In 2008 to 2010, millions of bottles of Tylenol, Motrin, Benadryl and other products made under the McNeil Consumer Healthcare banner. Not only metal particles but mold and labeling problems plagued the products.

As part of the agreement, J&J and its McNeil division, cannot say that its products meet acceptable Good Manufacturing Practices if a quality recall occurred over the past year.

Just two weeks ago, J&J resolved a similar case in the state of Oregon for $400,000. In that instance, J&J failed to announce a recall and instead sent undercover contractors into stores to retrieve the defective medications so the public wouldn’t know.

In 2008, the Food and Drug Administration conducted a series of inspections finding the Fort Washington, Pennsylvania plant found particulate contamination in the products. McNeil pled guilty and paid a $25 million fine.

Since then, the Pennsylvania plant has undergone $100 million in upgrades and reopened after it was shuttered by the FDA. ##


  1. Terri L says:

    I have had 2 hernia surgeries. I’m now in pain management. When I was referred to pain management I was prescribed 4 pills a day. I went to an appt one day and was told the doctor read something in a magazine so he changed it to 3 pills a day. Im being prescribed from something out of a magazine not by what i need for my pain.
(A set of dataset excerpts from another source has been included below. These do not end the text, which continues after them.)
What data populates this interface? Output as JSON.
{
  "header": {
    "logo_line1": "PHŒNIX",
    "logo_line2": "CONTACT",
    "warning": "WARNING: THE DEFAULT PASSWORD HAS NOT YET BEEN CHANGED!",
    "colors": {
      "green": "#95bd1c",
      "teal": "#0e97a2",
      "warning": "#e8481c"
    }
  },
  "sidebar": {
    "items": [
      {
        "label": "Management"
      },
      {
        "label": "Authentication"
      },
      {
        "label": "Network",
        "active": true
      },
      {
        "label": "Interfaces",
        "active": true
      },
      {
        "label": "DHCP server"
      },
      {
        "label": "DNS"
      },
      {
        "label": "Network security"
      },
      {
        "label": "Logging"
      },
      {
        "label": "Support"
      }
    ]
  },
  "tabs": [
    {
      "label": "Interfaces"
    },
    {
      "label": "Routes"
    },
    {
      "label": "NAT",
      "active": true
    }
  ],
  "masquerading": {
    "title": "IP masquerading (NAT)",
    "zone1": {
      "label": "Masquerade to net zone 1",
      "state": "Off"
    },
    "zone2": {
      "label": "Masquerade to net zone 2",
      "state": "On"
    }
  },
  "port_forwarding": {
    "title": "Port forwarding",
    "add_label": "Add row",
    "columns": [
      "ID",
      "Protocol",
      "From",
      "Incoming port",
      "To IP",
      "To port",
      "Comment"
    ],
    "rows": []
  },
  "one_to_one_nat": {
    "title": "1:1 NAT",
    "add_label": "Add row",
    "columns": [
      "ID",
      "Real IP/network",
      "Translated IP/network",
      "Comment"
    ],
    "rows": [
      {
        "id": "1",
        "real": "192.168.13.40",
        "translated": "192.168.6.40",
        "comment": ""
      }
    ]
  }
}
The last hernia surgery I had the doctor said I was full of adhesions and my insides weren’t where they should be. I’ve had to close my business I have a lot of the problems that I understand are because of this mesh issue. I’m so frustrated I don’t know what to do anymore.

    • Kitty says:

      Hi Terri. I think that is the NEW RX used for pain management…3 Opiods per day. 3 per day will make u just as dependent as 4 per day..

  2. Never the Same says:

    Where does that money go? Can it help victims?

    • Jane Akre says:

      It gets divided among the law firms…. those who did the most work, or are best positioned get the most.

  3. diva64 says:

    Lupus I have just been informed by my attorneys office is not a complication of mesh, I told him studies were definitely linking it as a effect of Mesh, that they need to look at the data.
    I did not agree to anything offered and told my attorneys that the women would be very foolish to do so….This might not be the exact place to state this however I felt many Mesh patients would see it here.

    • Anne says:

      Same, same! Autoimmune diseases all new dice implant/explants! Not functioning well so my 1099 income has been zilch. Will NOT settle unless it’s reasonable…50% of what average jurors have awarded in my state. equal a min in 7 figures. Attorney is not negotiating well in my behalf. Feel like they work for the Mesh company.